What is an RDU chip and how does it differ from a GPU?
RDU (Reconfigurable Dataflow Unit) is a specialized AI accelerator developed by SambaNova. Unlike GPUs, which are designed for massive parallel operations (such as training or the prefill phase of inference), RDU is optimized for sequential token generation (the decode phase) with low latency and high memory efficiency. The key is the Dataflow architecture, which maps computations directly onto the chip and minimizes unnecessary data transfers.
What does "agentic AI" mean and why does it need different hardware?

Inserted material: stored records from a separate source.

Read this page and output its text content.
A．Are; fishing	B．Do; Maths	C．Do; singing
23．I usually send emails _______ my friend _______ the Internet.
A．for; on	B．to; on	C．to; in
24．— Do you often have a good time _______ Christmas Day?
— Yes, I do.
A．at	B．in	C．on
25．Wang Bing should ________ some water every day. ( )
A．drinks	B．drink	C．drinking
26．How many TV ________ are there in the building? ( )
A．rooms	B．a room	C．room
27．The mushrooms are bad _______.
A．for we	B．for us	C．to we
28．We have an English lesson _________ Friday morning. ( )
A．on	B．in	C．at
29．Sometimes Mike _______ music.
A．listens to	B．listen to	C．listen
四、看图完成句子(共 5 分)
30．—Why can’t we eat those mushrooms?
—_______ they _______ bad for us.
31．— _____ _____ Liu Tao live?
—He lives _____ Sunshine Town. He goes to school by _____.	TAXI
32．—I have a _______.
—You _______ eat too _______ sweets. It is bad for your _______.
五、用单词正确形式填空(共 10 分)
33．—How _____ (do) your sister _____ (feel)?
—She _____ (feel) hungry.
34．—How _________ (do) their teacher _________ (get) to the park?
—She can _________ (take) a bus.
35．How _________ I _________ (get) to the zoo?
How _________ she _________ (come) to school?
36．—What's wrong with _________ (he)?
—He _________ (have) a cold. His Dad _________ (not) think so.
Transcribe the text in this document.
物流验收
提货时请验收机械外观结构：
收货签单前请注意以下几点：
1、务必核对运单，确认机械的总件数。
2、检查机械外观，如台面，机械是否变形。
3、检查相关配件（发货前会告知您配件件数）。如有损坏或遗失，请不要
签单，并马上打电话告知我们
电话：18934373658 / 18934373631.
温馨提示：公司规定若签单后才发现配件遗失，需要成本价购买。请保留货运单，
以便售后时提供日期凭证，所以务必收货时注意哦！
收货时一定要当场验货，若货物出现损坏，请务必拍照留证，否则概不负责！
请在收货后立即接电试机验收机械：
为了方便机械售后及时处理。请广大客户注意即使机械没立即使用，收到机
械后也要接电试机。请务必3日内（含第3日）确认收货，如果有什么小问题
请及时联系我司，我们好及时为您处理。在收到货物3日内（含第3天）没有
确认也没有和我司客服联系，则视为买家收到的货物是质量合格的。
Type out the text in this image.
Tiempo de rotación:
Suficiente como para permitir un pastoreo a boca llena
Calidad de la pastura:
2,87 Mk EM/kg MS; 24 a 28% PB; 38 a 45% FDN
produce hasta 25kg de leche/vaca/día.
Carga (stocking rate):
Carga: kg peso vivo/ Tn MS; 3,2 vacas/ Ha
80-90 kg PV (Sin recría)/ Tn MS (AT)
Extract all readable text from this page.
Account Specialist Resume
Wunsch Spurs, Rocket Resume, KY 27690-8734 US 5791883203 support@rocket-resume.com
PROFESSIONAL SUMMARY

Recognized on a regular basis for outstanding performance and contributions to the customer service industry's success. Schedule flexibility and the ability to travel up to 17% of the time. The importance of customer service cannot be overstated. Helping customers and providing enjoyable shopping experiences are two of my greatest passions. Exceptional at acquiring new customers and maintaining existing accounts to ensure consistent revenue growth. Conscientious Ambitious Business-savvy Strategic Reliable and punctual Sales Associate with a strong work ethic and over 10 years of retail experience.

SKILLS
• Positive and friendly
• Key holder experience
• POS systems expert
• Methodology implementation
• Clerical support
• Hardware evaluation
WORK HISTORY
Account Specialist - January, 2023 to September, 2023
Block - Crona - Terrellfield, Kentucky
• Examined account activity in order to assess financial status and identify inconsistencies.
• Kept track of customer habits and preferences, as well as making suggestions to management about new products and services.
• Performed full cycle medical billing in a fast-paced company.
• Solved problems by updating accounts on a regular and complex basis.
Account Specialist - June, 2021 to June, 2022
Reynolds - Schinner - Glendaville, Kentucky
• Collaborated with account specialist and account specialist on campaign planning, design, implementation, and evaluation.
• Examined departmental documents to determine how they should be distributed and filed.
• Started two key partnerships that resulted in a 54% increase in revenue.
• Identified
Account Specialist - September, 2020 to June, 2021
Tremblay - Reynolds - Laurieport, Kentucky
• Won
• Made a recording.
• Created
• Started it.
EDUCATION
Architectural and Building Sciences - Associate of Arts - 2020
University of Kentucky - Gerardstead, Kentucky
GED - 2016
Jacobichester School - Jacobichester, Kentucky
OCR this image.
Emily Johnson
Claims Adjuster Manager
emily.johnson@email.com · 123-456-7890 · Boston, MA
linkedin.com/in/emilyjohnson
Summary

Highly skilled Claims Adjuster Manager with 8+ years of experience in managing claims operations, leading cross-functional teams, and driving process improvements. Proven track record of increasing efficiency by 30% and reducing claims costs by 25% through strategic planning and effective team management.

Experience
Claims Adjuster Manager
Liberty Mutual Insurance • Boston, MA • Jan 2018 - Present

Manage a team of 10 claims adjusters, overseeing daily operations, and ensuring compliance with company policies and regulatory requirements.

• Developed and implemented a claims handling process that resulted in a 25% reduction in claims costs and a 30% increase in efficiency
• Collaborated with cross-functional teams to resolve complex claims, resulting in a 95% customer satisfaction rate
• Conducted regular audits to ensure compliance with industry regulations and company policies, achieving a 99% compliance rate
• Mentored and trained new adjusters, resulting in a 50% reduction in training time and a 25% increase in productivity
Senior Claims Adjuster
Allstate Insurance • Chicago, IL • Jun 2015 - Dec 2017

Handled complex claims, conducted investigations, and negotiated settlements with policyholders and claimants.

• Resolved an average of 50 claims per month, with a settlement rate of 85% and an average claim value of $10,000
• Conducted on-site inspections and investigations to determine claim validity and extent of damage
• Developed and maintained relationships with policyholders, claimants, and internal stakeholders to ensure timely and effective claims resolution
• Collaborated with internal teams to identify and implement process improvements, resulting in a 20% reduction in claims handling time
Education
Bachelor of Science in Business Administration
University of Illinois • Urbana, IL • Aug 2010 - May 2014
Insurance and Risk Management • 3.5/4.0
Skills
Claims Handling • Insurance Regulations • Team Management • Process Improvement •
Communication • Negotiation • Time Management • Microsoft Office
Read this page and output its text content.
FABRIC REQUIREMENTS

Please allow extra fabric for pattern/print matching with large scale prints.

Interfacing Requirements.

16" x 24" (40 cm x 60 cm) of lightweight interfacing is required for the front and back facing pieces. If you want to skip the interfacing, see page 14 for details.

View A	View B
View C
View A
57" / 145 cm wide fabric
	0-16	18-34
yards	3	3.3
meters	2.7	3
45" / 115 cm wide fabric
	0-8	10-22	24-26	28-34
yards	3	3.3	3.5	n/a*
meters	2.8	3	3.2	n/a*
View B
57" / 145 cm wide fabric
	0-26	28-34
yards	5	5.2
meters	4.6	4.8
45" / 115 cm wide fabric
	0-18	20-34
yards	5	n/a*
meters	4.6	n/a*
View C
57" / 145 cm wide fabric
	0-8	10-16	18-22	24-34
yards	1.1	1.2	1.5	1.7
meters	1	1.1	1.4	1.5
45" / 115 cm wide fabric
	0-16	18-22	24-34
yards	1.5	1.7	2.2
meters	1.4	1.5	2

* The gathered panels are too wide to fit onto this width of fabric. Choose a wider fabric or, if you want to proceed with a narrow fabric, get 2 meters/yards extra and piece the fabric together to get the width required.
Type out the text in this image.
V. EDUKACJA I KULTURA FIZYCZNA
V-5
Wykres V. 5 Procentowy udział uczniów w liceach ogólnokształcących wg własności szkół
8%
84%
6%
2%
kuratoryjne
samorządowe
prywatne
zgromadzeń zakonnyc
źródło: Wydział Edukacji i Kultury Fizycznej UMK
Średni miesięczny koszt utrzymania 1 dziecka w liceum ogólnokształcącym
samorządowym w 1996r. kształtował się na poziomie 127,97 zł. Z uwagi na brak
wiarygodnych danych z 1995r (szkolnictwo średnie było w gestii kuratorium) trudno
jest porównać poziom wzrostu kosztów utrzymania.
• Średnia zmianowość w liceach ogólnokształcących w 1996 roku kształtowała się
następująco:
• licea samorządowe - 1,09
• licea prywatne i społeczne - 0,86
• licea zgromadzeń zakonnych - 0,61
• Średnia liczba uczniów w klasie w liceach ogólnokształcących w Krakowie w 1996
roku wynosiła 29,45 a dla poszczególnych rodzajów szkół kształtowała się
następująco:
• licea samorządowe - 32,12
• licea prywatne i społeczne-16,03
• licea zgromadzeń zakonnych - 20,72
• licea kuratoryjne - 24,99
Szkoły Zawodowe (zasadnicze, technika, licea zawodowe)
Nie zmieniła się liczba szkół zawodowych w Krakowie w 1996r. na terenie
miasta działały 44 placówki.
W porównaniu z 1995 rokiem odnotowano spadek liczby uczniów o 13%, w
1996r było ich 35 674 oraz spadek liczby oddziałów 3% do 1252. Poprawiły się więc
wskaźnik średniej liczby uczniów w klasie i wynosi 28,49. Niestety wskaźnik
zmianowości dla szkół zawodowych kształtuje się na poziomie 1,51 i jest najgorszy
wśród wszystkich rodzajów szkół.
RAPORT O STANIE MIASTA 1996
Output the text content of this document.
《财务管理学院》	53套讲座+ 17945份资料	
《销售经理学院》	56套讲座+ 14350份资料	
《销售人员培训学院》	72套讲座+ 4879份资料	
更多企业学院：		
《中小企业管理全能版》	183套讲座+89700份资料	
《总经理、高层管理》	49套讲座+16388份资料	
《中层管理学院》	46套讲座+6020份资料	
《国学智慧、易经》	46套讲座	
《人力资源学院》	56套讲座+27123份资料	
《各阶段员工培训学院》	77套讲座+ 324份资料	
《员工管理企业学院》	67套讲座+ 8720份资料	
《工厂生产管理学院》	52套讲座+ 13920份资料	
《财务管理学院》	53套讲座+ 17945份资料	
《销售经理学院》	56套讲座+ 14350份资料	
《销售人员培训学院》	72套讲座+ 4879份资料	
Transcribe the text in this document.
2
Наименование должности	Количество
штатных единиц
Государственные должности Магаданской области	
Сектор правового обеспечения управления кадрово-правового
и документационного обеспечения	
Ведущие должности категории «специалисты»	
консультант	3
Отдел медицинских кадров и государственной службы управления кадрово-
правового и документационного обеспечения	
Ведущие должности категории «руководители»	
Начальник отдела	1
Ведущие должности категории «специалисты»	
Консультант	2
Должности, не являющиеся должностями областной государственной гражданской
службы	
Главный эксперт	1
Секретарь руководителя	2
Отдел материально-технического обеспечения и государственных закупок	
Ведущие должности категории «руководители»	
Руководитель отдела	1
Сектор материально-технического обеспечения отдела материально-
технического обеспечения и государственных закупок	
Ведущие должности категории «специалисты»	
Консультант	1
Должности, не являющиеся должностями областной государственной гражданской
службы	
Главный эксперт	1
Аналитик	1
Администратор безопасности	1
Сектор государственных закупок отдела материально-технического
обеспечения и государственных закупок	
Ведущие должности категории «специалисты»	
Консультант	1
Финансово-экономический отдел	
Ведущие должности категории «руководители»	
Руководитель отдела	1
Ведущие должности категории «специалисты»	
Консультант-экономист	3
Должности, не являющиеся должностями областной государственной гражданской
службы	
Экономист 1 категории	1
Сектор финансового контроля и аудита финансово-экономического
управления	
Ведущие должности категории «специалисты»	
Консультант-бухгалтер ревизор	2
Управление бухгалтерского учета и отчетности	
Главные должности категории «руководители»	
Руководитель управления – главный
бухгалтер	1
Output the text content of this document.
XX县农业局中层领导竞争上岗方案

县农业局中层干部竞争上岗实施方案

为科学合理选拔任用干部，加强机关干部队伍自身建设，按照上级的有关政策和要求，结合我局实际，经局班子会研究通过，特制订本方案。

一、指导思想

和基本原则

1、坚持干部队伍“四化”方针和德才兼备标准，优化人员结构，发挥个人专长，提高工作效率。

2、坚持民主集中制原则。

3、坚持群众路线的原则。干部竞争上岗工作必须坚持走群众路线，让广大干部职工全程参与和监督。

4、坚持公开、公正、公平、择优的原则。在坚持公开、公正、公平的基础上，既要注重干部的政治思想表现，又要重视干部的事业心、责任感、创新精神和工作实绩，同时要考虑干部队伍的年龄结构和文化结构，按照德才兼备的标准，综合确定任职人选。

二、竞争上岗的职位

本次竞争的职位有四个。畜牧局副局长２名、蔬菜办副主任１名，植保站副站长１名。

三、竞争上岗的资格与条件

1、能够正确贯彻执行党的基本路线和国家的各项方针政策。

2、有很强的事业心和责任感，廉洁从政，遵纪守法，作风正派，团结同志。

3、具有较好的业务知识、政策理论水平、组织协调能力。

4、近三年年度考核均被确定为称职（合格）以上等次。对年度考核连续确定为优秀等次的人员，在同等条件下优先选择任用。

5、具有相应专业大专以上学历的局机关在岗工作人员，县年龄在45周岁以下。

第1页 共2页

Agentic AI refers to systems that not only answer questions but autonomously plan and execute actions — running code, calling APIs, searching databases, compiling results, and repeating this cycle. Unlike simple chatbots, they require constant switching between text generation and real-world operations. This pattern burdens GPUs inefficiently — which is why SambaNova and Intel propose specializing each layer for a different type of processor.
When will this solution be available and for whom is it intended?
Production availability is planned for the second half of 2026. The solution primarily targets large enterprises, cloud providers, and national (sovereign) AI programs. For smaller companies or individual developers, cloud services built on this infrastructure will be more relevant than direct hardware purchase.